Yoongi shrugs, wiggling up the bed so he can tuck Jungkook under his chin, raking his fingers delicately through Jungkook’s hair and twirling the strands between his fingers. They both gaze up at the red and white lights as they dance their way across the ceiling.
“Do you feel it, too?” Jungkook asks, so quietly that Yoongi isn’t even sure that the question is meant for him. He hums a note of confusion before Jungkook taps briefly at his sternum, just over his heart. “The warmth?” he asks and Yoongi’s breath hitches in his throat. “Do you feel it?”
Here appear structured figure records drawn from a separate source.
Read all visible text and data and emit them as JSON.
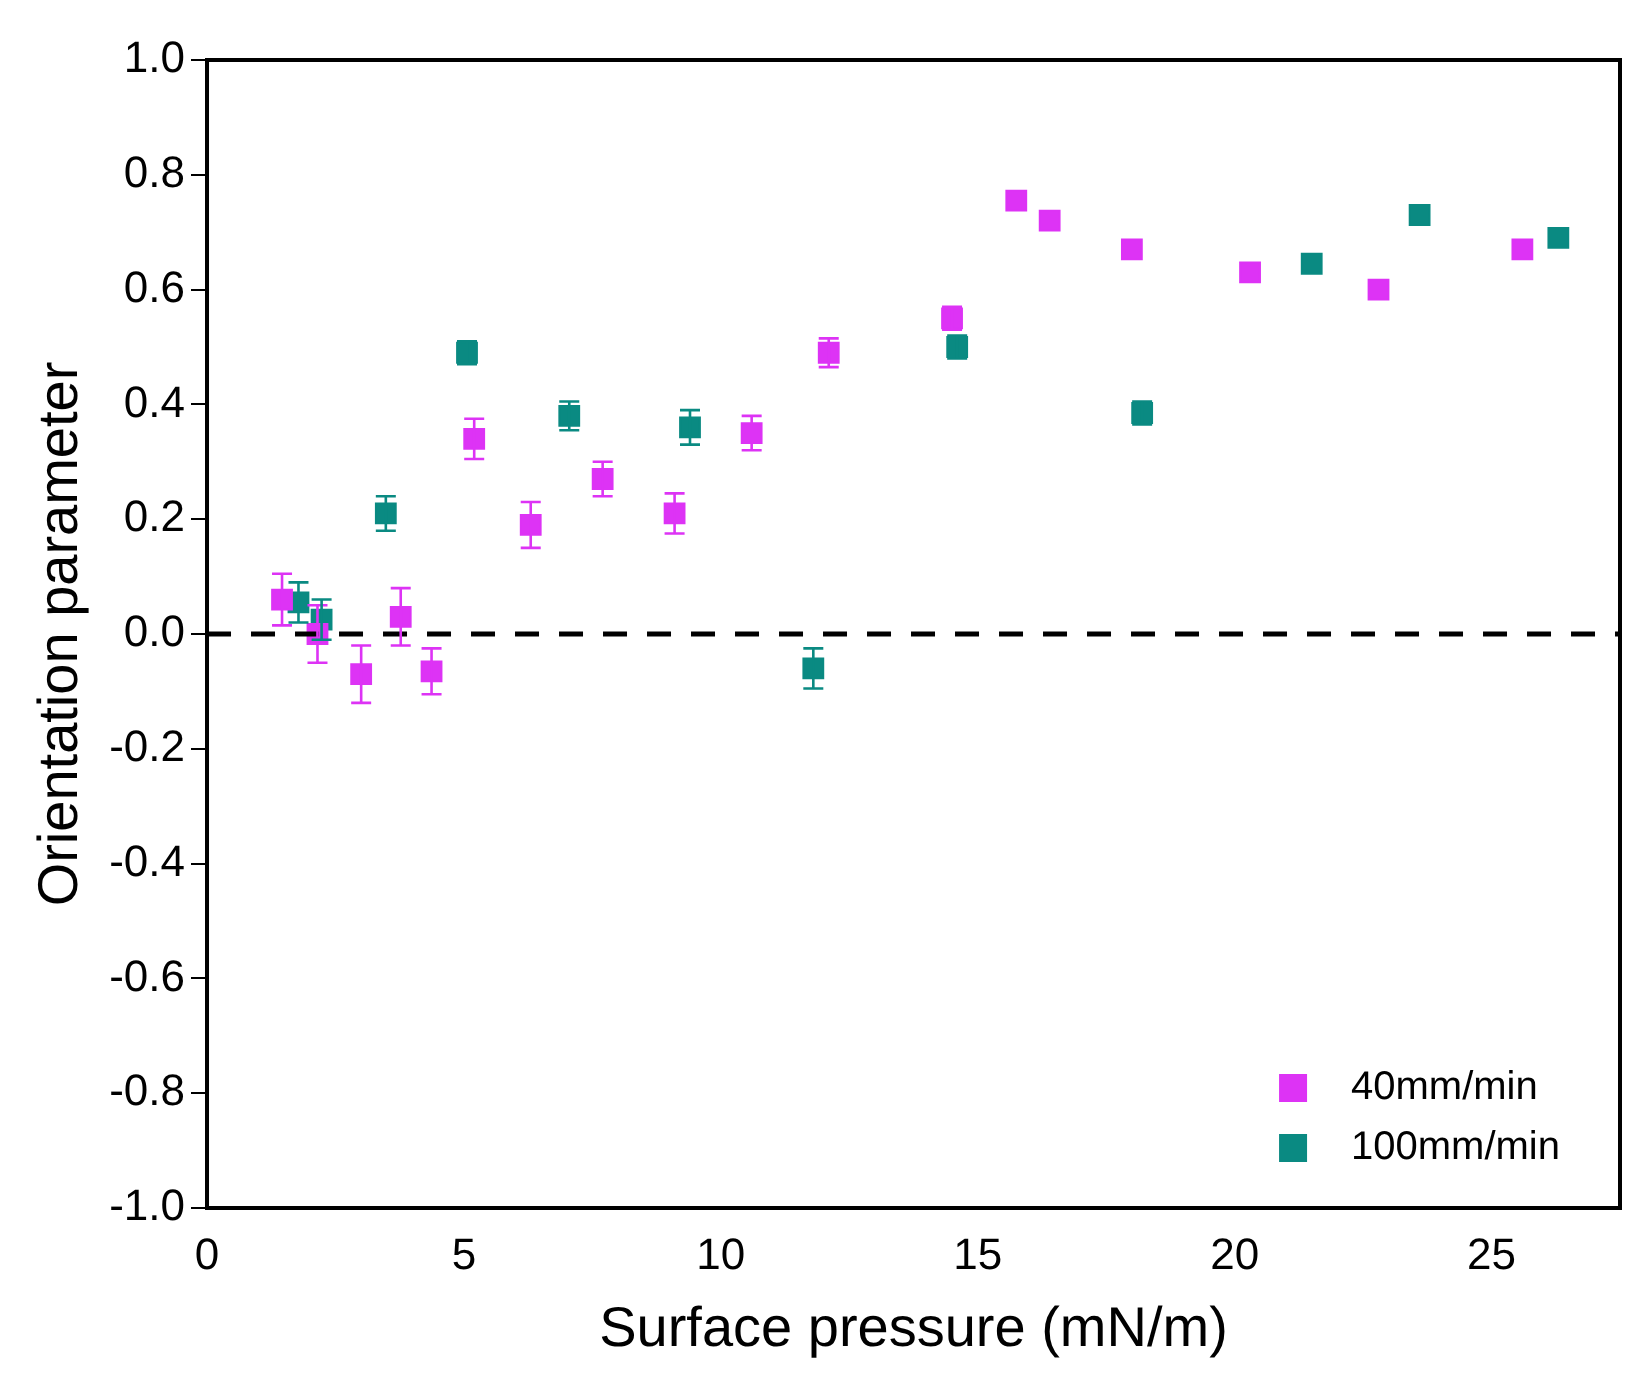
{
  "chart_data": {
    "type": "scatter",
    "xlabel": "Surface pressure (mN/m)",
    "ylabel": "Orientation parameter",
    "xlim": [
      0,
      27.5
    ],
    "xticks": [
      0,
      5,
      10,
      15,
      20,
      25
    ],
    "ylim": [
      -1,
      1
    ],
    "yticks": [
      {
        "value": -1,
        "label": "-1.0"
      },
      {
        "value": -0.8,
        "label": "-0.8"
      },
      {
        "value": -0.6,
        "label": "-0.6"
      },
      {
        "value": -0.4,
        "label": "-0.4"
      },
      {
        "value": -0.2,
        "label": "-0.2"
      },
      {
        "value": 0,
        "label": "0.0"
      },
      {
        "value": 0.2,
        "label": "0.2"
      },
      {
        "value": 0.4,
        "label": "0.4"
      },
      {
        "value": 0.6,
        "label": "0.6"
      },
      {
        "value": 0.8,
        "label": "0.8"
      },
      {
        "value": 1,
        "label": "1.0"
      }
    ],
    "marker": "square",
    "legend": "bottom right",
    "grid": false,
    "ref_lines": [
      {
        "axis": "y",
        "value": 0,
        "color": "#000000",
        "line_style": "dashed"
      }
    ],
    "series": [
      {
        "name": "40mm/min",
        "color": "#dd33f5",
        "x": [
          1.46,
          2.15,
          3.0,
          3.77,
          4.37,
          5.2,
          6.3,
          7.7,
          9.1,
          10.6,
          12.1,
          14.5,
          15.75,
          16.4,
          18.0,
          20.3,
          22.8,
          25.6
        ],
        "values": [
          0.06,
          0.0,
          -0.07,
          0.03,
          -0.065,
          0.34,
          0.19,
          0.27,
          0.21,
          0.35,
          0.49,
          0.55,
          0.755,
          0.72,
          0.67,
          0.63,
          0.6,
          0.67
        ],
        "errors": [
          0.045,
          0.05,
          0.05,
          0.05,
          0.04,
          0.035,
          0.04,
          0.03,
          0.035,
          0.03,
          0.025,
          0.02,
          null,
          null,
          null,
          null,
          null,
          null
        ]
      },
      {
        "name": "100mm/min",
        "color": "#0a8a82",
        "x": [
          1.78,
          2.23,
          3.48,
          5.06,
          7.05,
          9.4,
          11.8,
          14.6,
          18.2,
          21.5,
          23.6,
          26.3
        ],
        "values": [
          0.055,
          0.025,
          0.21,
          0.49,
          0.38,
          0.36,
          -0.06,
          0.5,
          0.385,
          0.645,
          0.73,
          0.69
        ],
        "errors": [
          0.035,
          0.035,
          0.03,
          0.02,
          0.025,
          0.03,
          0.035,
          0.02,
          0.02,
          null,
          null,
          null
        ]
      }
    ]
  }
}
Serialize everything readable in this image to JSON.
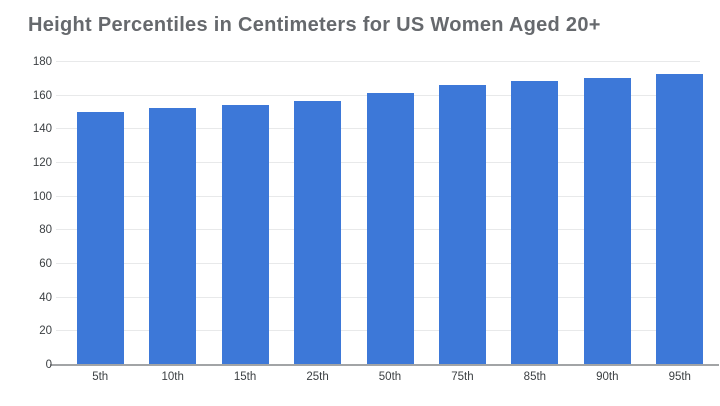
{
  "colors": {
    "bar": "#3d78d8",
    "title": "#66696d",
    "axis_label": "#3c4043",
    "gridline": "#e8e9ea",
    "axis_line": "#a2a4a6",
    "background": "#ffffff"
  },
  "chart_data": {
    "type": "bar",
    "title": "Height Percentiles in Centimeters for US Women Aged 20+",
    "categories": [
      "5th",
      "10th",
      "15th",
      "25th",
      "50th",
      "75th",
      "85th",
      "90th",
      "95th"
    ],
    "values": [
      150,
      152,
      154,
      156,
      161,
      165.5,
      168,
      170,
      172.5
    ],
    "xlabel": "",
    "ylabel": "",
    "ylim": [
      0,
      180
    ],
    "yticks": [
      0,
      20,
      40,
      60,
      80,
      100,
      120,
      140,
      160,
      180
    ],
    "grid": true,
    "legend": "none"
  }
}
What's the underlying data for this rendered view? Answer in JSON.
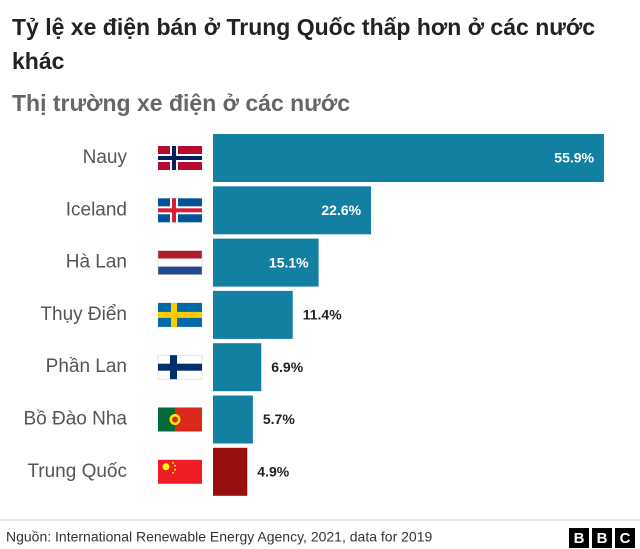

“Yes,” Yoongi exhales, pulling Jungkook closer to his chest, wondering vaguely if Jungkook could feel the heat waves radiating off of him. He drags his hand down Jungkook’s chest, tapping just below his collarbone, but it doesn’t feel any warmer there.
“And the cold?” Jungkook asks, nuzzling into Yoongi. “Do you feel that, too?”
“Not anymore,” Yoongi sighs.
“I think you were right,” Jungkook says, lips dragging across Yoongi’s skin with each word.
“About what?” Yoongi hums.
“When you said I was a ghost,” Jungkook whispers and Yoongi makes a noise of confusion. “Sometimes, I don’t feel like myself, like I’m not all there.” Yoongi clenches his jaw to stop himself from interrupting. “Not quite alive, not quite dead.” He’s quiet then, fingers dancing lightly over Yoongi’s side.
“I felt how sad you were, the first time,” Yoongi whispers. “And it never left me.” Yoongi swallows, gathering up Jungkook more securely in his arms. “I think it mirrored my own sadness.”
It’s quiet in the room and Yoongi gets lost in the rhythm of Jungkook’s breathing, almost lulled into sleep until he hears him speak up again.
“Do you still feel that way?”
“Sometimes,” Yoongi mumbles, barely opening his mouth to speak. “It’s muted now, but I don’t think it will ever fully leave.” Jungkook hums, mulling over the words.
“I think you were meant to find me,” he says. “I think that we feel the same way, and that’s why you were able to see me and no one else.”
“Maybe,” Yoongi whispers, before succumbing to the weight of his eyelids. “You’ll still be here when I wake up?”
“Yes,” Jungkook whispers, pressing a searing kiss over Yoongi’s heart. “I’ll still be here.”